WASHINGTON -- On a typical Friday night, Steve Davis says he's home watching Shark Tank on television.
Last Friday night, though, was unusual. Davis and five Jewish friends wore matching outfits -- blue blazers, red t-shirts and jeans -- and, after evening prayers and the lighting of candles, entertained a half-dozen women at Davis's apartment. They did it with the help of a magician called "Don Juan, The Black Prince Of Magic," who, though it wasn't planned, wore the same uniform.

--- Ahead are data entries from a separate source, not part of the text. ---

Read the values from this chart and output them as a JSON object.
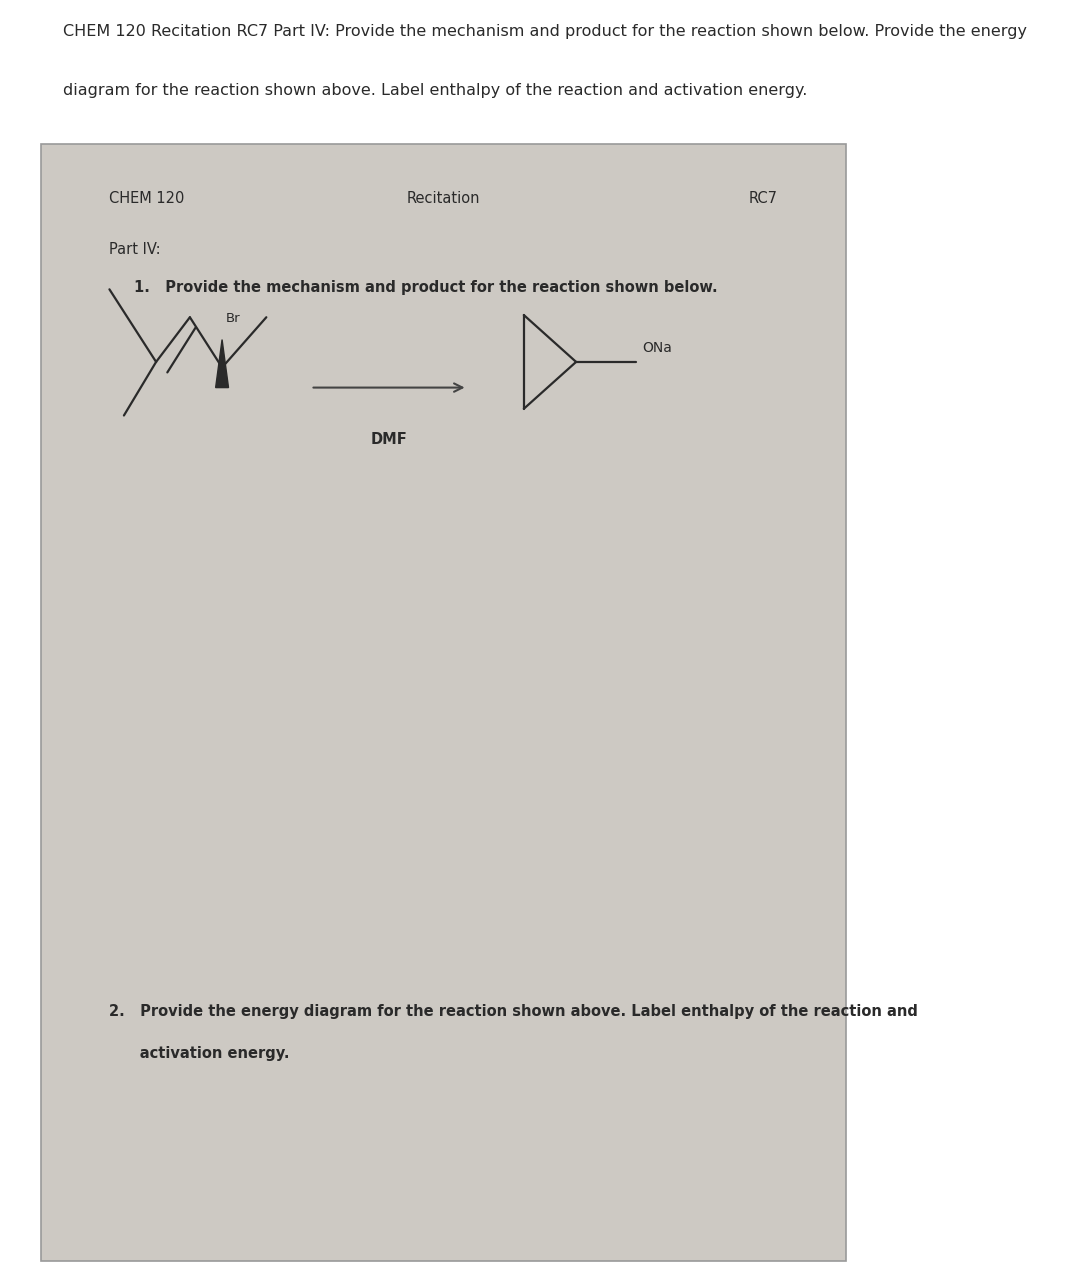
{
  "bg_color_outer": "#ffffff",
  "bg_color_paper": "#cdc9c3",
  "text_color": "#2a2a2a",
  "header_chem120": "CHEM 120",
  "header_recitation": "Recitation",
  "header_rc7": "RC7",
  "part_label": "Part IV:",
  "reagent_label": "DMF",
  "ona_label": "ONa",
  "br_label": "Br",
  "top_text_line1": "CHEM 120 Recitation RC7 Part IV: Provide the mechanism and product for the reaction shown below. Provide the energy",
  "top_text_line2": "diagram for the reaction shown above. Label enthalpy of the reaction and activation energy.",
  "q1_text": "1.   Provide the mechanism and product for the reaction shown below.",
  "q2_line1": "2.   Provide the energy diagram for the reaction shown above. Label enthalpy of the reaction and",
  "q2_line2": "      activation energy."
}
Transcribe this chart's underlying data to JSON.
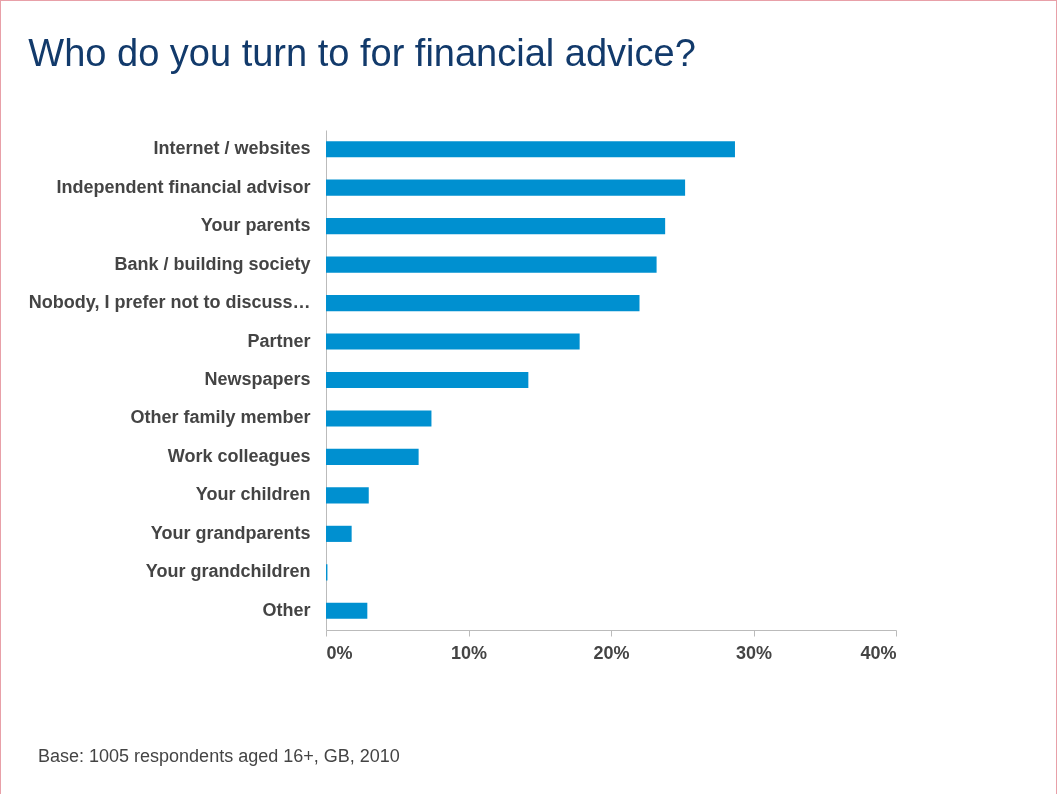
{
  "chart_data": {
    "type": "bar",
    "orientation": "horizontal",
    "title": "Who do you turn to for financial advice?",
    "categories": [
      "Internet / websites",
      "Independent financial advisor",
      "Your parents",
      "Bank / building society",
      "Nobody, I prefer not to discuss…",
      "Partner",
      "Newspapers",
      "Other family member",
      "Work colleagues",
      "Your children",
      "Your grandparents",
      "Your grandchildren",
      "Other"
    ],
    "values": [
      28.7,
      25.2,
      23.8,
      23.2,
      22.0,
      17.8,
      14.2,
      7.4,
      6.5,
      3.0,
      1.8,
      0.1,
      2.9
    ],
    "color": "#0090d0",
    "xlim": [
      0,
      40
    ],
    "xticks": [
      {
        "value": 0,
        "label": "0%"
      },
      {
        "value": 10,
        "label": "10%"
      },
      {
        "value": 20,
        "label": "20%"
      },
      {
        "value": 30,
        "label": "30%"
      },
      {
        "value": 40,
        "label": "40%"
      }
    ],
    "grid": false,
    "annotations": [
      "Base: 1005 respondents aged 16+, GB, 2010"
    ]
  }
}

A non-traditional shabbat dinner, yes. Davis thought it was important to do something really special, even over-the-top, because these six women are the chosen ones, as it were; for them, unconventional shabbat dinners thrown by optimistic groups of single strangers are becoming the norm (even if magicians aren't always included).
Not long ago, these six women were selected out of an avalanche of applicants who answered an online ad placed by a group of creative 20-and-30-something guys who took to the internet looking for funny, gefilte fish-friendly, Seinfeld-fluent ladies to join them in D.C. for a Friday evening of challah, wine and companionship.

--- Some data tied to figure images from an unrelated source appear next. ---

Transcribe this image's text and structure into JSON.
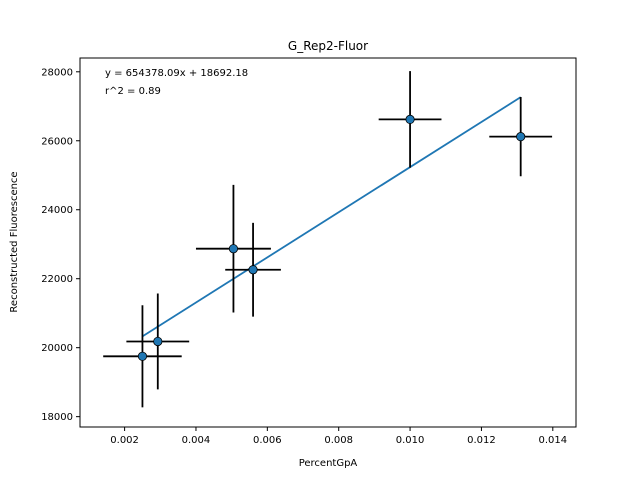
{
  "chart_data": {
    "type": "scatter",
    "title": "G_Rep2-Fluor",
    "xlabel": "PercentGpA",
    "ylabel": "Reconstructed Fluorescence",
    "xlim": [
      0.00075,
      0.01465
    ],
    "ylim": [
      17700,
      28400
    ],
    "xticks": [
      0.002,
      0.004,
      0.006,
      0.008,
      0.01,
      0.012,
      0.014
    ],
    "xtick_labels": [
      "0.002",
      "0.004",
      "0.006",
      "0.008",
      "0.010",
      "0.012",
      "0.014"
    ],
    "yticks": [
      18000,
      20000,
      22000,
      24000,
      26000,
      28000
    ],
    "ytick_labels": [
      "18000",
      "20000",
      "22000",
      "24000",
      "26000",
      "28000"
    ],
    "annotations": [
      "y = 654378.09x + 18692.18",
      "r^2 = 0.89"
    ],
    "points": [
      {
        "x": 0.0025,
        "y": 19750,
        "xerr": 0.0011,
        "yerr": 1480
      },
      {
        "x": 0.00293,
        "y": 20180,
        "xerr": 0.00088,
        "yerr": 1390
      },
      {
        "x": 0.00505,
        "y": 22870,
        "xerr": 0.00105,
        "yerr": 1850
      },
      {
        "x": 0.0056,
        "y": 22260,
        "xerr": 0.00078,
        "yerr": 1360
      },
      {
        "x": 0.01,
        "y": 26620,
        "xerr": 0.00088,
        "yerr": 1400
      },
      {
        "x": 0.0131,
        "y": 26120,
        "xerr": 0.00088,
        "yerr": 1150
      }
    ],
    "fit": {
      "slope": 654378.09,
      "intercept": 18692.18,
      "x_range": [
        0.0025,
        0.0131
      ]
    },
    "colors": {
      "point": "#1f77b4",
      "fit_line": "#1f77b4",
      "errorbar": "#000000"
    },
    "grid": false
  }
}
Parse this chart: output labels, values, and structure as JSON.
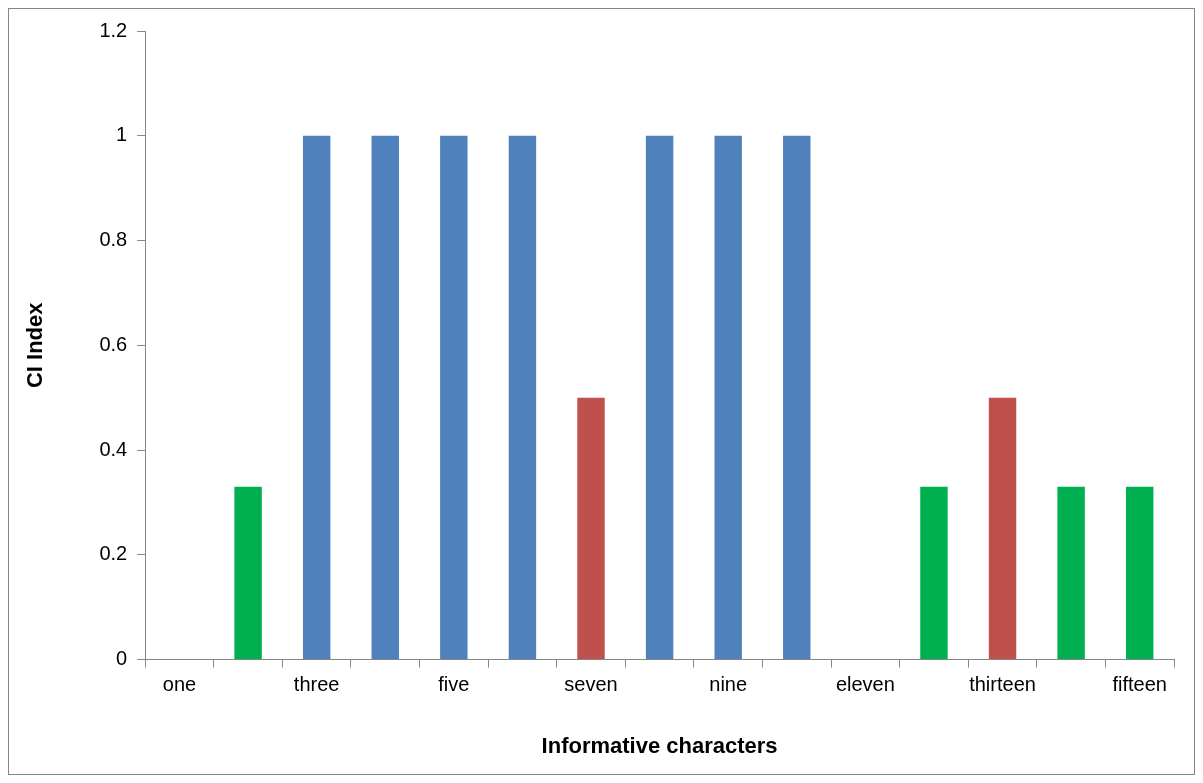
{
  "chart_data": {
    "type": "bar",
    "xlabel": "Informative characters",
    "ylabel": "CI Index",
    "categories": [
      "one",
      null,
      "three",
      null,
      "five",
      null,
      "seven",
      null,
      "nine",
      null,
      "eleven",
      null,
      "thirteen",
      null,
      "fifteen"
    ],
    "values": [
      0,
      0.33,
      1,
      1,
      1,
      1,
      0.5,
      1,
      1,
      1,
      0,
      0.33,
      0.5,
      0.33,
      0.33
    ],
    "colors": [
      "#4f81bd",
      "#00b050",
      "#4f81bd",
      "#4f81bd",
      "#4f81bd",
      "#4f81bd",
      "#c0504d",
      "#4f81bd",
      "#4f81bd",
      "#4f81bd",
      "#4f81bd",
      "#00b050",
      "#c0504d",
      "#00b050",
      "#00b050"
    ],
    "ylim": [
      0,
      1.2
    ],
    "yticks": [
      0,
      0.2,
      0.4,
      0.6,
      0.8,
      1,
      1.2
    ],
    "grid": false,
    "legend": false
  }
}
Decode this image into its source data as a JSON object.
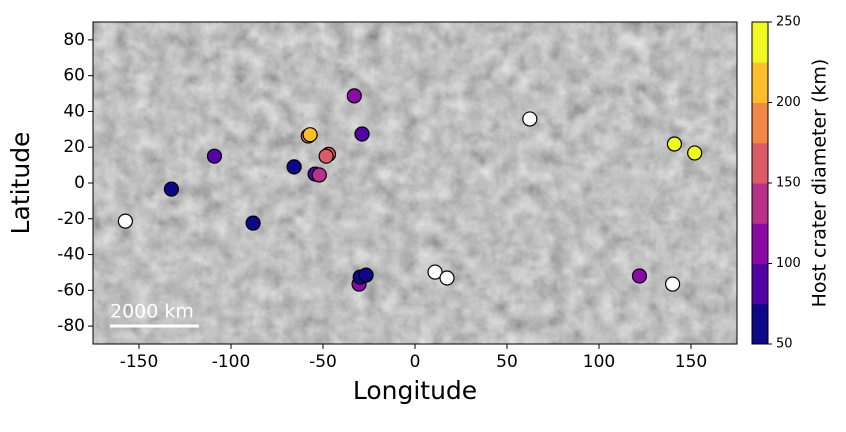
{
  "chart_data": {
    "type": "scatter",
    "xlabel": "Longitude",
    "ylabel": "Latitude",
    "colorbar_label": "Host crater diameter (km)",
    "annotation": "2000 km",
    "xlim": [
      -175,
      175
    ],
    "ylim": [
      -90,
      90
    ],
    "xticks": [
      -150,
      -100,
      -50,
      0,
      50,
      100,
      150
    ],
    "yticks": [
      -80,
      -60,
      -40,
      -20,
      0,
      20,
      40,
      60,
      80
    ],
    "clim": [
      50,
      250
    ],
    "cticks": [
      50,
      100,
      150,
      200,
      250
    ],
    "colormap": [
      "#0d0887",
      "#5302a3",
      "#8b0aa5",
      "#b83289",
      "#db5c68",
      "#f48849",
      "#febd2a",
      "#f0f921"
    ],
    "missing_color": "#ffffff",
    "x": [
      -157.4,
      -132.4,
      -109,
      -88,
      -65.7,
      -54.3,
      -52,
      -58,
      -57,
      -47,
      -48.3,
      -33,
      -28.8,
      -30.4,
      -29.8,
      -26.6,
      10.9,
      17.4,
      62.4,
      122,
      140,
      141,
      152
    ],
    "values": [
      -21.3,
      -3.4,
      15,
      -22.4,
      9,
      5,
      4.5,
      26.3,
      27,
      16,
      15,
      48.7,
      27.4,
      -56.5,
      -52.6,
      -51.5,
      -49.8,
      -53.1,
      35.8,
      -52,
      -56.5,
      21.8,
      16.8
    ],
    "diameter": [
      null,
      60,
      90,
      65,
      60,
      80,
      130,
      190,
      205,
      155,
      160,
      105,
      95,
      100,
      60,
      60,
      null,
      null,
      null,
      110,
      null,
      240,
      240
    ]
  }
}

That ad went viral -- hence, the avalanche of applicants. Davis heard about the gambit through a friend who was invited to the first dinner. He thought it sounded like such a good idea, he'd not only throw another blind date shabbat dinner, but would throw it for the very same women.
"I was excited to meet the pre-vetted group that had already been determined to be the 'sensational six' and hence the greatest six girls in D.C.," says Davis, a 33-year-old rocket scientist and owner of Mr. Yogato, the District's quirkiest frozen yogurt shop.
Davis knew the stakes were high, given the originality of the first Craigslist shabbat dinner-throwers. "They basically are probably great guys," he says. "I'm not."
"So," says Davis, "in order for us to make this worthwhile, we have to go over the top and absurd to the nth degree."
Along those lines, this second dinner featured, on top of the blazers and the magician, a bouncer, a signature cocktail (the Shabbat Sham-Sham, made with champagne, chambord and a raspberry garnish), gift bags with pictures of Justin Bieber on them and catering provided by a company that also handles White House dinners. The meal -- served on paper plates printed with pictures of princesses (for the women) and cars (for the men) -- was followed by a Mr. Yogato yogurt and toppings bar, then ping pong on a table Davis keeps at his place.
"I was not expecting...Well, they hired a magician," says Elissa, a 27-year-old teacher who went to both dinners. "And that was definitely unexpected. I have never been to a party with a magician since I was, like, six."
Elissa, who asked her last name not be used, says she's hoping "not to be single" long enough for the dinners to become too regular an experience. But, while it does not appear that any love matches have yet arisen from these two meals, "if someone came up with a really good idea," she says, and the other women were amenable, she'd be open to a third.
"All the people I've met have been so lovely," she says. "It's fun. It's relatively harmless."
Davis, for his part, is trying to think of that really good idea.
"The question is, if we do it again, how do we go bigger?" he says.
One possibility, which would be much bigger indeed, is renting out the Verizon Center, which seats 20,000. Davis is not thinking of inviting 20,000 people to this dinner, but he is thinking about inviting the five guys from the original shabbat dinner -- which was supposed to involve seven men and seven women, but two men and one woman failed to show -- in addition to the "sensational six," plus the guys from last Friday night.
"And of course we would invite Don Juan to the next dinner, along with every dinner I ever throw again," says Davis.
All he'd have to do then is to land another five sensational women, which might be the challenge.
"We need a better way of getting them," Davis says, "than Craigslist."